Earlier this year, I spearheaded an effort in the House to right this decades-old wrong. Seventeen of my House colleagues joined me in a letter to the Centers for Medicare and Medicaid Services urging the agency to correct the accepted but erroneous interpretation of the law. The CMS must ensure that all parties involved in Medicare decision-making are on the same page; the statutory standard for care is medical necessity, not improvement.

Today, 46 million older and disabled Americans are enrolled in Medicare, and 78 percent of them have at least one chronic condition.
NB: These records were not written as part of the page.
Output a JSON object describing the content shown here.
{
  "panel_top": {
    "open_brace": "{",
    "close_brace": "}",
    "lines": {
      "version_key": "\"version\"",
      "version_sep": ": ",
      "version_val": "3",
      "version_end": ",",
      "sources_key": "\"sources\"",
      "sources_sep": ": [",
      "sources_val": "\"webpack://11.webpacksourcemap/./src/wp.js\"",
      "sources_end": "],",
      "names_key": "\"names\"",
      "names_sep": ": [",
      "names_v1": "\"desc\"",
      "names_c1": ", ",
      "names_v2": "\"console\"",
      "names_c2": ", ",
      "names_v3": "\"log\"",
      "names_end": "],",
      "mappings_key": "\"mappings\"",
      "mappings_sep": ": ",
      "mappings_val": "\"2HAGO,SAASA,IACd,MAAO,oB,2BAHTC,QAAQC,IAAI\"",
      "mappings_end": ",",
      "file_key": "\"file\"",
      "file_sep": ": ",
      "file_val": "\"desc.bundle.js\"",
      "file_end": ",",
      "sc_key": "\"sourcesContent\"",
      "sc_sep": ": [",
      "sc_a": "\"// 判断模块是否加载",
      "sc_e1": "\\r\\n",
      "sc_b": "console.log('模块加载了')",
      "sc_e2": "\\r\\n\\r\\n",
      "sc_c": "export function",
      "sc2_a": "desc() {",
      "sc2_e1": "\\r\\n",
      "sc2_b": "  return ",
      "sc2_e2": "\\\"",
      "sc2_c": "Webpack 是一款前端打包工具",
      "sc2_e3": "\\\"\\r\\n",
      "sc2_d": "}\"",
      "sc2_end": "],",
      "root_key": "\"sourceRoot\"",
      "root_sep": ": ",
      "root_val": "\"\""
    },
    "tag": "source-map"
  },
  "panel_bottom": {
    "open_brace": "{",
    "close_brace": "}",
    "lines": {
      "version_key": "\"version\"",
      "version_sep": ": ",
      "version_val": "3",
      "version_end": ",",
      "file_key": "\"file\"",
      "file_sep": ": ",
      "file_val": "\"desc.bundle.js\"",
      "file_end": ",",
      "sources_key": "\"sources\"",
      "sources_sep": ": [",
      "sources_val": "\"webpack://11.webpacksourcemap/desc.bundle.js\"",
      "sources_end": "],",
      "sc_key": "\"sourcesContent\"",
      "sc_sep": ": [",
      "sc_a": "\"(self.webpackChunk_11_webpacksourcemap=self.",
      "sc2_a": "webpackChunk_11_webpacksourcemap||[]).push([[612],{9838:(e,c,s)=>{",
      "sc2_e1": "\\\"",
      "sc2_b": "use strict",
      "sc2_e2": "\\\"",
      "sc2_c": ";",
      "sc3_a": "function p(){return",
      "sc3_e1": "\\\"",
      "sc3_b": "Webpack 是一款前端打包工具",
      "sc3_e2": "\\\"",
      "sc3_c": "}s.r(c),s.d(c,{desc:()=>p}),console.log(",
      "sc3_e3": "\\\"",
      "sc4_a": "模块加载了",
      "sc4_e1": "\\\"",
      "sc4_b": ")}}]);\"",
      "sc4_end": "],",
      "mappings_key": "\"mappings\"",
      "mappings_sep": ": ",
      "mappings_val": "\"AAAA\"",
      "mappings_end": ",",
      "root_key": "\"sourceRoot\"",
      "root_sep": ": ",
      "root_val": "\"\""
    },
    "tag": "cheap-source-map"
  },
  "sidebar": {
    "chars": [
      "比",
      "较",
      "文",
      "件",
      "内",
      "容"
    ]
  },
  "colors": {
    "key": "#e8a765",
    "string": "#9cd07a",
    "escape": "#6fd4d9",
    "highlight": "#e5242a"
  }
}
If we continue down this road, ignoring the crisis at hand, more Americans will suffer, more Americans will be denied the care they need and it will unnecessarily result in more institutionalized, expensive care.

Like the demagoguery of the health care debate, the Medicare improvement standard is a myth that evolved into reality. From a line in simplified Medicare manuals to an accepted policy, the improvement standard has hurt countless older and disabled Americans. Too many people such as Eileen Prendergast have suffered its consequences. The time for change is now.

Rep. Joe Courtney is a Democrat from Connecticut.